Antes de iniciar-se a aula, as amigas Suzane Gutemberg, Lindomara Franco e Joana Romano, todas de 26 anos, apostaram entre risos tímidos que o -professor seria um galã das finanças. Apesar de, aos 57 anos, José Alberto Netto estar mais para Alan Greenspan do que para Brad Pitt, o consultor da Bovespa diz que a quantidade de cursos ministrados o transformou em perito na mente feminina, num contexto econômico. Começou cheio de elogios.

Otimista (ou catastrófico, depen-dendo do ponto vista), Netto fez previsões de um futuro igualitário, em que homens e mulheres segurarão o telefone na frente de telões repletos de números. Apontou que a participação feminina entre os investidores ainda é de 18% no mundo e de 23% no Brasil, mas que desde 2002 o número cresce pelo menos dois pontos ao ano. “Vocês são pacientes por natureza, provavelmente esperarão um filho que demorará nove meses para nascer. E são rápidas na hora de agir; cuidam da criança e da carreira ao mesmo tempo. É o perfil perfeito para investir em ações”, ludibriou, na tentativa de conseguir liquidez entre as mulheres.

Feito o afago, a primeira parte do curso atentou para as noções básicas de economia doméstica.
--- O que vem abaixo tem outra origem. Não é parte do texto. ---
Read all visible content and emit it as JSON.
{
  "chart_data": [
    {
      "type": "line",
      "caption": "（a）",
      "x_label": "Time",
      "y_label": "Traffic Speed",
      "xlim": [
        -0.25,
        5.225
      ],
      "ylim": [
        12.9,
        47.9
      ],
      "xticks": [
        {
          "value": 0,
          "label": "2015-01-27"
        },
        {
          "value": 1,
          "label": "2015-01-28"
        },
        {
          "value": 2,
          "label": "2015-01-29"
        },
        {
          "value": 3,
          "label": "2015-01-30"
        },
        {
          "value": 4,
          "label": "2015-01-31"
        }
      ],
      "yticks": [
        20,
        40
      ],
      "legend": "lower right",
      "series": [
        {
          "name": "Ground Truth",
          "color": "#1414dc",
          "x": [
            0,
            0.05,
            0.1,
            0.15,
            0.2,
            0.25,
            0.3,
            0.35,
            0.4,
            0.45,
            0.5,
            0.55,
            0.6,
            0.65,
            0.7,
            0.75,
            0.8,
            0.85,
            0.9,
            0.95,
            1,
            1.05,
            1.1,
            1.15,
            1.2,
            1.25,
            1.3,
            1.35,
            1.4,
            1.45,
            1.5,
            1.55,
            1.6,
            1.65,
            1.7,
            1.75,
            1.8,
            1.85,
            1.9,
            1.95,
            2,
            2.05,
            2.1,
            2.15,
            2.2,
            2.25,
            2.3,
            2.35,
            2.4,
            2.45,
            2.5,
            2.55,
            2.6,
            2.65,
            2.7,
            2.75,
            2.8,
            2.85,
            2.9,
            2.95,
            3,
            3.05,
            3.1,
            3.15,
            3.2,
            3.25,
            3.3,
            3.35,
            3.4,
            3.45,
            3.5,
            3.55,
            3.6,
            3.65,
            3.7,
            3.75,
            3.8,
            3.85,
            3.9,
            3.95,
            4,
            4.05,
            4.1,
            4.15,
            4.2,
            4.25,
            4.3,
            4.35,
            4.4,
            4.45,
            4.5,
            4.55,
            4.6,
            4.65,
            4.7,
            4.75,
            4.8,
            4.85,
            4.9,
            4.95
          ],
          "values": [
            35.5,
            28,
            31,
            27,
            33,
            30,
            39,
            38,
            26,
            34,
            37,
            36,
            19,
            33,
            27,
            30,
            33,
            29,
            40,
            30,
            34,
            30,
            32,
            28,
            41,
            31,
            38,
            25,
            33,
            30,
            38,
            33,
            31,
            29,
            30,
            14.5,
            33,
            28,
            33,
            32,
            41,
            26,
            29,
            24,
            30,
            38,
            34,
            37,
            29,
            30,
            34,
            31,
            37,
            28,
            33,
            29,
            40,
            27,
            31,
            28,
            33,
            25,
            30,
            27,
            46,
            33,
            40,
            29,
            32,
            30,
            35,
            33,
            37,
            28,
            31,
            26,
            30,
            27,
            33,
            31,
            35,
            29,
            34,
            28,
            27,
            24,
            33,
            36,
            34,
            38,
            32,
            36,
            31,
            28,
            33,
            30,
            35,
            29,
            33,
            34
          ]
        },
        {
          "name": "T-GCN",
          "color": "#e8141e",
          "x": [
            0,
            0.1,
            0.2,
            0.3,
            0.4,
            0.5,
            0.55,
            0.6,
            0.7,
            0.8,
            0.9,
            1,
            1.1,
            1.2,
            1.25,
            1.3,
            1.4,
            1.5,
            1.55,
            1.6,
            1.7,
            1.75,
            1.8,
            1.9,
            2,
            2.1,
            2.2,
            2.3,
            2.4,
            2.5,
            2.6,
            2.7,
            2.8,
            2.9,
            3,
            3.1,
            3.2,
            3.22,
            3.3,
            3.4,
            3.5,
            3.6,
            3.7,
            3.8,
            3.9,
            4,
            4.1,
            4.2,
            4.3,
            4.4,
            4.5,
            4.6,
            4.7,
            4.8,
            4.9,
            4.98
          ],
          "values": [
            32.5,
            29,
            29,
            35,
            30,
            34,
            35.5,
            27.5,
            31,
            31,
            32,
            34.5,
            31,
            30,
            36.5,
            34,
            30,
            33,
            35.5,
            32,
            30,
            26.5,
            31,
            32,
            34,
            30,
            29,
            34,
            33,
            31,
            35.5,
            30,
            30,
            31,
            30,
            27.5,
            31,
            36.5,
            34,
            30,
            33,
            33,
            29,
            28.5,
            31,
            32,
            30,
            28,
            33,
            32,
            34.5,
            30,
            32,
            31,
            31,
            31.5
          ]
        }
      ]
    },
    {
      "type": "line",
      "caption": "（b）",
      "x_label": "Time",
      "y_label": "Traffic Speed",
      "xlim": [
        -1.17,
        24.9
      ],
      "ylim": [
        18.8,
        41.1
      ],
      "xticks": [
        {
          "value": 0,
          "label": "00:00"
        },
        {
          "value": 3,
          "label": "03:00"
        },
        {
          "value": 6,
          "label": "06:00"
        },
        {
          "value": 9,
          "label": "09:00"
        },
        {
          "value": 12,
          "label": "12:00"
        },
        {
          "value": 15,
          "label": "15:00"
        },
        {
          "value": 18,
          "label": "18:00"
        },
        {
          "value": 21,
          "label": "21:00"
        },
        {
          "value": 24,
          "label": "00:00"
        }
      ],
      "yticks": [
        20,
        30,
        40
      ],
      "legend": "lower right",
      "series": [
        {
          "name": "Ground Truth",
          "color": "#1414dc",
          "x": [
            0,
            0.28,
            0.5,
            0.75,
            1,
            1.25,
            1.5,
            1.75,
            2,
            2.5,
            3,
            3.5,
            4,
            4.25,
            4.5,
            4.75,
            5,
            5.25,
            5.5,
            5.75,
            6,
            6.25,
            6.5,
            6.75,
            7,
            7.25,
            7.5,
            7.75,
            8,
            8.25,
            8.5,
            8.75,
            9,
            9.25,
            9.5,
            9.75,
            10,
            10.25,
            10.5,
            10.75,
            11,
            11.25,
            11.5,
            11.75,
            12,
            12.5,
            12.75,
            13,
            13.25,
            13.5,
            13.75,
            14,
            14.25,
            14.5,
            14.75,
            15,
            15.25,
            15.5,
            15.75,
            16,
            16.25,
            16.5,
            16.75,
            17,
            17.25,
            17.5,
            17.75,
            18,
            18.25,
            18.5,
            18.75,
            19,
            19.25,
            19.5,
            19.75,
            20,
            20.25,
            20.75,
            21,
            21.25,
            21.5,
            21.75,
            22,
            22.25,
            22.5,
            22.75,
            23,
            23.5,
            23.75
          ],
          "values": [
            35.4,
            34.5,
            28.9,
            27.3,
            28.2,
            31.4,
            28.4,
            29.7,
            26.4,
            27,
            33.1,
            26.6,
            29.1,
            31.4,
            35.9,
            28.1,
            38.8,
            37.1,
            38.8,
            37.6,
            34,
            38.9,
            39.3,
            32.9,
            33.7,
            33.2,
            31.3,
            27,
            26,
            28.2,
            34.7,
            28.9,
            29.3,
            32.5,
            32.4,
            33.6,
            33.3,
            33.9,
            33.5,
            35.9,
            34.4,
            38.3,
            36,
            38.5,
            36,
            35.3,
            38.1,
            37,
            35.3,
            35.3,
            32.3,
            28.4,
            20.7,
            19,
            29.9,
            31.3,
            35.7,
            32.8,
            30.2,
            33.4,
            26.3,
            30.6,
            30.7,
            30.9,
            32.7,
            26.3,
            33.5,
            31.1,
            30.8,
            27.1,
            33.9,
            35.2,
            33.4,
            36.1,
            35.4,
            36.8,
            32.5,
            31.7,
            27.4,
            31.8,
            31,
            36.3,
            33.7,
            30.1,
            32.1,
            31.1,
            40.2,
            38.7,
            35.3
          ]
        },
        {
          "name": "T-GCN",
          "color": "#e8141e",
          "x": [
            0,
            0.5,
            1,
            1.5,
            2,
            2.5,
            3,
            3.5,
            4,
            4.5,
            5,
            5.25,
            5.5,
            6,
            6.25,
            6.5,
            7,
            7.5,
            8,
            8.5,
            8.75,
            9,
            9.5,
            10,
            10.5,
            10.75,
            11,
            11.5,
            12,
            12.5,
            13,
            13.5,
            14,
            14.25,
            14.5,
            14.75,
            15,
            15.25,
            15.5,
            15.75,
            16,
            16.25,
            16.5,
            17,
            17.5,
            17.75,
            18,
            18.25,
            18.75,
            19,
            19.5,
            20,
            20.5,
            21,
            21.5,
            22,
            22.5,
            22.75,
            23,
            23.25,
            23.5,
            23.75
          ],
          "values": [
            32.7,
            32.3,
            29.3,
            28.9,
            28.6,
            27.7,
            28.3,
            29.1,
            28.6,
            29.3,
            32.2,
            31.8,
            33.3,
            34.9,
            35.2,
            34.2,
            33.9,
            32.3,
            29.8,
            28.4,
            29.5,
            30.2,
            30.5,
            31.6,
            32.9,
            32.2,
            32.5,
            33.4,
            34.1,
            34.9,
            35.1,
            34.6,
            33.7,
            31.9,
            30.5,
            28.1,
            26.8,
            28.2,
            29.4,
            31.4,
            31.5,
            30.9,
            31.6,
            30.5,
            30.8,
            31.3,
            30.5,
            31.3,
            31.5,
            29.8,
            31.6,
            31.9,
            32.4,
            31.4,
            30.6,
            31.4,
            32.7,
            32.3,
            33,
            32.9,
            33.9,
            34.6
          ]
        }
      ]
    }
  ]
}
O exercício inicial foi separar as despesas mensais nas categorias “necessárias”, “não tão necessárias” e “supérfluas”. Netto exemplificou: “Aluguel é vital; salão de beleza toda semana, não.” Diante da lição de que “é preciso estar no azul para pensar em investir”, algumas alunas reclamaram, percebendo que, com a conta vermelha, não passariam no primeiro teste. Gabriella Lima, 32 anos, levantou a mão e questionou, em economês: “Podemos fazer um circuit break?” O nome dado à interrupção do pregão não foi o único termo técnico que ela usou durante o dia. Antes da aula, comentara às colegas que se definia como uma mulher independente, futura investidora do Tesouro Direto, investimento que recusa o intermédio de bancos.

Durante o intervalo, o consultor nem sequer saiu do auditório para conferir as novas do mercado financeiro. Cercado por seis mulheres aflitas, incapazes de sanar suas vidas econômicas, Netto passou o olho rapidamente na lista de uma delas. “Que sirva de exemplo para as demais: 400 reais em restaurantes podem muito bem ser substituídos por um convite aos amigos para que apareçam em casa munidos de bebida”, ensinou.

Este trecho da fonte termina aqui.